La ruptura del dique
El distanciamiento físico y el confinamiento total nunca se asumieron como parte de un modus vivendi forzoso pero necesario para enfrentar la pandemia del Covid-19, pese a que ya se sabía de su impacto letal en el mundo.
Pese a la vigencia de un estado de emergencia que restringía la movilidad humana y los negocios, la mayor parte de la población se mostró reacia o rebelde frente a las medidas, cuya intención de fondo era la de prevenir una oleada inmanejable de contagios.

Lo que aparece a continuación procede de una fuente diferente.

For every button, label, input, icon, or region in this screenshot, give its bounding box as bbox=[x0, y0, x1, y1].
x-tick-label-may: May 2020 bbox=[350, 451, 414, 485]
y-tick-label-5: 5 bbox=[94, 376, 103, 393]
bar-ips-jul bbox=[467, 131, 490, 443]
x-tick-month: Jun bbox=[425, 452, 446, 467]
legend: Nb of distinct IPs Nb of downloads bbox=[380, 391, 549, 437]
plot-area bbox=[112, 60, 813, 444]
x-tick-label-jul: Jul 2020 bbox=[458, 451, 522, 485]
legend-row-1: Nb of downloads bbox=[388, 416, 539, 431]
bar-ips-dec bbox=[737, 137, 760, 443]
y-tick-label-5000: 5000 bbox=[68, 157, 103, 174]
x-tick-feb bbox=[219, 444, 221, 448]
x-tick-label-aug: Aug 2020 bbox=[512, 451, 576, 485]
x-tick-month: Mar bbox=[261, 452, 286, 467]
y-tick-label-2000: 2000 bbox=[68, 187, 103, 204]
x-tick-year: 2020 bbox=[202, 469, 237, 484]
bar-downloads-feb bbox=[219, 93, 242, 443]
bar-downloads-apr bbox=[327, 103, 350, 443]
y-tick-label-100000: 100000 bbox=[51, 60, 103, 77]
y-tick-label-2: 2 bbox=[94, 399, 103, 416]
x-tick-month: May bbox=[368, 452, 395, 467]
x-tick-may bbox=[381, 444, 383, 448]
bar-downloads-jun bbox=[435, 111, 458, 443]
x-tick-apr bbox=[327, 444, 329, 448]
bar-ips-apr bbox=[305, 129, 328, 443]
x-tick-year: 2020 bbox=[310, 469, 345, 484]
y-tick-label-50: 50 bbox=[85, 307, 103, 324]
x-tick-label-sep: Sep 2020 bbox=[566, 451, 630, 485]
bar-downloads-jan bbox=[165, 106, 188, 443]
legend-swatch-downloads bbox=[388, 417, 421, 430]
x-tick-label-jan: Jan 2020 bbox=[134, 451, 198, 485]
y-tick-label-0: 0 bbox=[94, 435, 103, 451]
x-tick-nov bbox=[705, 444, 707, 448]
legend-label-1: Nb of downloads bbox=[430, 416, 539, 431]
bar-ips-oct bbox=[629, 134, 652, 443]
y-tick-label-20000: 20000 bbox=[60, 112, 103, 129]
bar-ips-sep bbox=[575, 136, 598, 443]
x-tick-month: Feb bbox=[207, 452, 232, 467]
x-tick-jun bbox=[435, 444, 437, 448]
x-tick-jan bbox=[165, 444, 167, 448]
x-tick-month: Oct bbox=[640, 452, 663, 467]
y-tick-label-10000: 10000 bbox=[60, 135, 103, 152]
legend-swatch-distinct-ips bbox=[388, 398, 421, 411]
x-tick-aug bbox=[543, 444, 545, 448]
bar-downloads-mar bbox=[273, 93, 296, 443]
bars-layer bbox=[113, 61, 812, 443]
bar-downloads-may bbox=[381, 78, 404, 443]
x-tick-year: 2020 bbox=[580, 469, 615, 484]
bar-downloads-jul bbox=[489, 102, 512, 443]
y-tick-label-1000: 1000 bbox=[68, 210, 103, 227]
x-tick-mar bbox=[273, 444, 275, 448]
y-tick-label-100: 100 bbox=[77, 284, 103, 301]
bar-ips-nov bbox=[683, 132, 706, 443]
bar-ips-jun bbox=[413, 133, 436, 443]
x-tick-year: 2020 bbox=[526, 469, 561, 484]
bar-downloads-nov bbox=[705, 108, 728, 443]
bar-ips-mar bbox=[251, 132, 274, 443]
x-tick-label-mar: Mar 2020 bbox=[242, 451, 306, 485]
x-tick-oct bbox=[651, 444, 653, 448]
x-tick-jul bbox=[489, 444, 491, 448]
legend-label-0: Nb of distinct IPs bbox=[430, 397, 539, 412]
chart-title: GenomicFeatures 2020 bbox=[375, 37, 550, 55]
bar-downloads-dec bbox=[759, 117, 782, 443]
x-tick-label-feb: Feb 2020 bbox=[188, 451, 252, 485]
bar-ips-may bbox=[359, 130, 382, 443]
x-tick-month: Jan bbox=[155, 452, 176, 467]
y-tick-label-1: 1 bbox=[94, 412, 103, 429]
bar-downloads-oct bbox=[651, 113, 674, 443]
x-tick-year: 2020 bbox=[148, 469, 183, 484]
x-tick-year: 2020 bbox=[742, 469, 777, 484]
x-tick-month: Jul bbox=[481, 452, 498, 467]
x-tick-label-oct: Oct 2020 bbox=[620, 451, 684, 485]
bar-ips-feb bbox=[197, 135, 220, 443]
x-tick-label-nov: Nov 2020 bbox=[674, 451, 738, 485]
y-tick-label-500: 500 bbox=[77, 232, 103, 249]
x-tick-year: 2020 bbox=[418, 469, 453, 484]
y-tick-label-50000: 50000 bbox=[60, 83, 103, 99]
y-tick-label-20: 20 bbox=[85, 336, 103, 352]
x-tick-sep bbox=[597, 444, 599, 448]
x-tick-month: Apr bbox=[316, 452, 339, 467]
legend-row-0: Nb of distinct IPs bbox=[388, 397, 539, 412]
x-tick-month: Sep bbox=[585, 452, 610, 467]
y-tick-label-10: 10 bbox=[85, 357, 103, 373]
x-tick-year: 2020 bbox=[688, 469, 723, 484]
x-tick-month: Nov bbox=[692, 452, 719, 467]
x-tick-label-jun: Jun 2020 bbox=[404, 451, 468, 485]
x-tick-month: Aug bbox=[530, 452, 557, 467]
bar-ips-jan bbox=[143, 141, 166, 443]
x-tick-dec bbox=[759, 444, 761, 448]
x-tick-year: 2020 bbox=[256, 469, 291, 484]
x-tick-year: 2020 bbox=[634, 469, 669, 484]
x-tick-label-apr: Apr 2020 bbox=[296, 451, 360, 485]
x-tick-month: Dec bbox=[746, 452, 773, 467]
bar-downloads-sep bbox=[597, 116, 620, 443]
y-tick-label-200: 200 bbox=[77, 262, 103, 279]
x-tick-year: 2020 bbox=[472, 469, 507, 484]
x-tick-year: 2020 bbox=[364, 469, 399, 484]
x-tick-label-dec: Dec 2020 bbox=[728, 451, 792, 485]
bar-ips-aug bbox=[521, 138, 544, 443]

Se hizo entonces evidente que el Gobierno no tenía la capacidad disuasiva suficiente para disponer la cuarentena total, que era el primer y decisivo paso que aconsejaban las circunstancias, ni para evitar que, dentro del clima de libre albedrío con que muchos actuaron, se pudiera alcanzar un mínimo aceptable del confinamiento forzado por el toque de queda.
Estábamos, en verdad, en una frágil por no llamarla falsa cuarentena. Solo visible en la generalidad de los negocios paralizados, mas no en el recogimiento de la gente para evitar la transmisión del virus de persona a persona.
Por eso fueron tantos los ciudadanos que se contagiaron y los que murieron por esa causa tras las aglomeraciones y carnavales de marzo, cuando ya el virus circulaba entre nosotros.
Sin haber cumplido favorablemente esa fase crucial de prevención, el Gobierno abre definitivamente la nueva fase de “convivir con el virus”, apelando a un sentido de responsabilidad ciudadana que nunca fue auténtico ni general.
Ahora, con la cadena de transmisión aún activa, en vías de alcanzar las zonas rurales, carenciadas de todo, hemos pasado como tropas victoriosas al escenario de la “normalidad” confiándonos, como dijo el Presidente, que “hemos frenado la pandemia”.
Ojalá que así haya sido. Esa es la mayor ilusión de todos. Pero en la confianza es que está el peligro.
Al peligro de la pandemia no le temimos. Y por eso nunca pudieron funcionar los diques de la contención.
Ojalá que no tengamos que pagar caro este error.